Personne n’a compris la nouvelle situation de Bennett mieux que Netanyahu lui-même. Il y a deux semaines, des sources proches du Likud du Premier ministre ont lancé l’idée que Bennett, qui gesticulait encore en exigeant le ministère des Affaires étrangères, devrait prendre le ministère de l’Education à la place.

L’éducation était un bastion traditionnel du camp religieux-sioniste, une source d’influence à partir de laquelle le « secteur » idéaliste pourrait diffuser son programme religieux et politique à un public plus large. Zevulun Hammer, alors chef du Parti national religieux, précurseur de HaBayit HaYehudi, a occupé le poste de 1977 à 1984, de 1990 à 1992 et de nouveau de 1996 jusqu’à sa mort en 1998. Le député Yitzhak Levy, également du Parti national religieux, a repris les rênes jusqu’à ce que le premier gouvernement Netanyahu tombe en 1999.

A ce moment, la fuite de Netanyahu, n’était pas vraiment destinée à Bennett, mais à sa base insatisfaite. Alors que Bennett a cherché à peser sur la politique étrangère d’Israël, ou à défaut de rester dans un ministère de l’Economie élargi qui inclurait les affaires stratégiques et les renseignements, l’électorat national-religieux a un programme nettement plus domestique et « soft ». C’est bien l’éducation, et non la diplomatie, qui est le cœur de sa place dans la société israélienne.

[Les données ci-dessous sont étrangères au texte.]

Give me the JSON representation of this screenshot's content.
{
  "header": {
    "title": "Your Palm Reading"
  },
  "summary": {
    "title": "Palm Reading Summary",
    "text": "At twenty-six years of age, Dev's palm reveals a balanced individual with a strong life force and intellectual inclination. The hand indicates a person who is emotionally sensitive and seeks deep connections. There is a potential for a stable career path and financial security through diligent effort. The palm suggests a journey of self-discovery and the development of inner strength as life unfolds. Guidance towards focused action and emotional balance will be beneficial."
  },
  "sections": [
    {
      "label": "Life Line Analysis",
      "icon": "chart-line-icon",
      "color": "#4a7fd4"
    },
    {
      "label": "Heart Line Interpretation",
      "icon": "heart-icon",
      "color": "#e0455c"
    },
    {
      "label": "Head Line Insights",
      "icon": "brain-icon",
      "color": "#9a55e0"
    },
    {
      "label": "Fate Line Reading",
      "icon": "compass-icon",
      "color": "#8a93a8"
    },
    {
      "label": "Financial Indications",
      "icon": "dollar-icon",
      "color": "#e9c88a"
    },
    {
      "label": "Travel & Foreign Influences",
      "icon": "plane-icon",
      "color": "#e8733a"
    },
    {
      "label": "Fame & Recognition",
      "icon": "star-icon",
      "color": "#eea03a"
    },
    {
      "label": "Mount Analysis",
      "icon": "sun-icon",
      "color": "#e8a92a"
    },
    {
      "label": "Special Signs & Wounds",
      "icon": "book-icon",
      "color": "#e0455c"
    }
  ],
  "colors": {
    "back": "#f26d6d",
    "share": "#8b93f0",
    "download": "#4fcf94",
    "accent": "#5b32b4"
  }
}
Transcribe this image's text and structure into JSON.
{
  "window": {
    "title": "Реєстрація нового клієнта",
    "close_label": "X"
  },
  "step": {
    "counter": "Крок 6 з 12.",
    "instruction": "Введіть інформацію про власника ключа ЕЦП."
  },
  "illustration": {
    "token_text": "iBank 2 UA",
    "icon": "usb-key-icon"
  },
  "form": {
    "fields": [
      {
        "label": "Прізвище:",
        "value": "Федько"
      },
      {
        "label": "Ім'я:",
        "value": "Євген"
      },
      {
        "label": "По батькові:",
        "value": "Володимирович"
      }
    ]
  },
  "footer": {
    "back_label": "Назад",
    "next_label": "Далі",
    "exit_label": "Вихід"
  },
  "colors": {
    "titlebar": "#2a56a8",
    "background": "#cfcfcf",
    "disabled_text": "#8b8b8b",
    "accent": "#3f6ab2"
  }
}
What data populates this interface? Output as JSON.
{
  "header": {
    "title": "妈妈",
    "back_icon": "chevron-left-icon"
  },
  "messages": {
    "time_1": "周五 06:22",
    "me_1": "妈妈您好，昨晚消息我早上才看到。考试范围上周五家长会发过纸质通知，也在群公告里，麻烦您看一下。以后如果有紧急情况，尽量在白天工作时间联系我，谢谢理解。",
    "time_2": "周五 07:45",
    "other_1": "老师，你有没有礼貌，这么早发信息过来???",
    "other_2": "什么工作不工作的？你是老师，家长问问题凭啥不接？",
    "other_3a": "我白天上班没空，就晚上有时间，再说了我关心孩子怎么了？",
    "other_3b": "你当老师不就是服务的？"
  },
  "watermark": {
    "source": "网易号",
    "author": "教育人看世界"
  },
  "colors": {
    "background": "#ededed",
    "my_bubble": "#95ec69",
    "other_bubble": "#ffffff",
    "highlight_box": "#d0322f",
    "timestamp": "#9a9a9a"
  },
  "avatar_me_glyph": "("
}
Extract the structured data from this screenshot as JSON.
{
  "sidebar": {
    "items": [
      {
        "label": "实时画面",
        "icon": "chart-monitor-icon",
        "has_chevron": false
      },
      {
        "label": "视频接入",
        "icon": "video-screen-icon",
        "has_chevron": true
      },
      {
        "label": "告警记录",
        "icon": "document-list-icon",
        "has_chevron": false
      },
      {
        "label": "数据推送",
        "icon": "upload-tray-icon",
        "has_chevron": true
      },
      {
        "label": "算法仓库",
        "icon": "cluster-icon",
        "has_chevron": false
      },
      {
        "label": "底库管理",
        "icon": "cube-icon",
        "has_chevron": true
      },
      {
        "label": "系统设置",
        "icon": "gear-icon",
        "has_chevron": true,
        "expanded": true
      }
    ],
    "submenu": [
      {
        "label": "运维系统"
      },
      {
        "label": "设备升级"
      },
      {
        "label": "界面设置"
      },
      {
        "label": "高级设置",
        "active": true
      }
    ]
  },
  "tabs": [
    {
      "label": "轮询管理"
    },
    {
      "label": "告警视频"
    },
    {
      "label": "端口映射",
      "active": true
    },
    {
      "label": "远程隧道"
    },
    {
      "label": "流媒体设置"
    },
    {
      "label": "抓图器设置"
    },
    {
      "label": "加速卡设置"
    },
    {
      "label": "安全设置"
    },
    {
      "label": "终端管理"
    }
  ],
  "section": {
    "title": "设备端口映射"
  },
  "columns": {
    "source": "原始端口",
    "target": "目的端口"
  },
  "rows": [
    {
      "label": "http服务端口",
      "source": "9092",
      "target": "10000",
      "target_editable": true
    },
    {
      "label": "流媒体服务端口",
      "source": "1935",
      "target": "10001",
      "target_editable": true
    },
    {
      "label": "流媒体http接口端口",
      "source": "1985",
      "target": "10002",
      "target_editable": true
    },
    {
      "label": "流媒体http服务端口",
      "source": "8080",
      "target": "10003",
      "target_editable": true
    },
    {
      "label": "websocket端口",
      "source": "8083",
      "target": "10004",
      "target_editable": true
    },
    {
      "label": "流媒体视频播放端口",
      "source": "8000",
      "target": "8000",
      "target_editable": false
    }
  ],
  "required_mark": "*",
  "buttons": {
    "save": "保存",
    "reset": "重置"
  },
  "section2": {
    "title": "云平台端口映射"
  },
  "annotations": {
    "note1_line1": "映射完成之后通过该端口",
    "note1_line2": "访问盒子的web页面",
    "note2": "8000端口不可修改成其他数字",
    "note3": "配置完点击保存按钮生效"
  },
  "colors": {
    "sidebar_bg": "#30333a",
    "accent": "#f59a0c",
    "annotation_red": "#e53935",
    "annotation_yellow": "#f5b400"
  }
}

Deux semaines plus tard, changement de programme : Bennett annonce, de façon encore informelle puisque Nethanyahu n’a pas encore officiellement accepté, qu’il a consacré les deux dernières semaines à l’ « apprentissage » des missions de l’éducation et à la prise de contact avec ceux qui ont occupé le poste dans le passé.

Il est peut-être plus exact de dire que Bennett a passé les deux dernières semaines à discuter avec son propre camp pour sonder ses électeurs. Ce qu’il a entendu, et ce que Netanyahu savait qu’il entendrait, c’est qu’il était temps pour l’ambitieux et féru de high-tech jeune leader du sionisme religieux de revenir aux priorités traditionnelles du parti : les tâches sacrées de l’éducation et de la construction.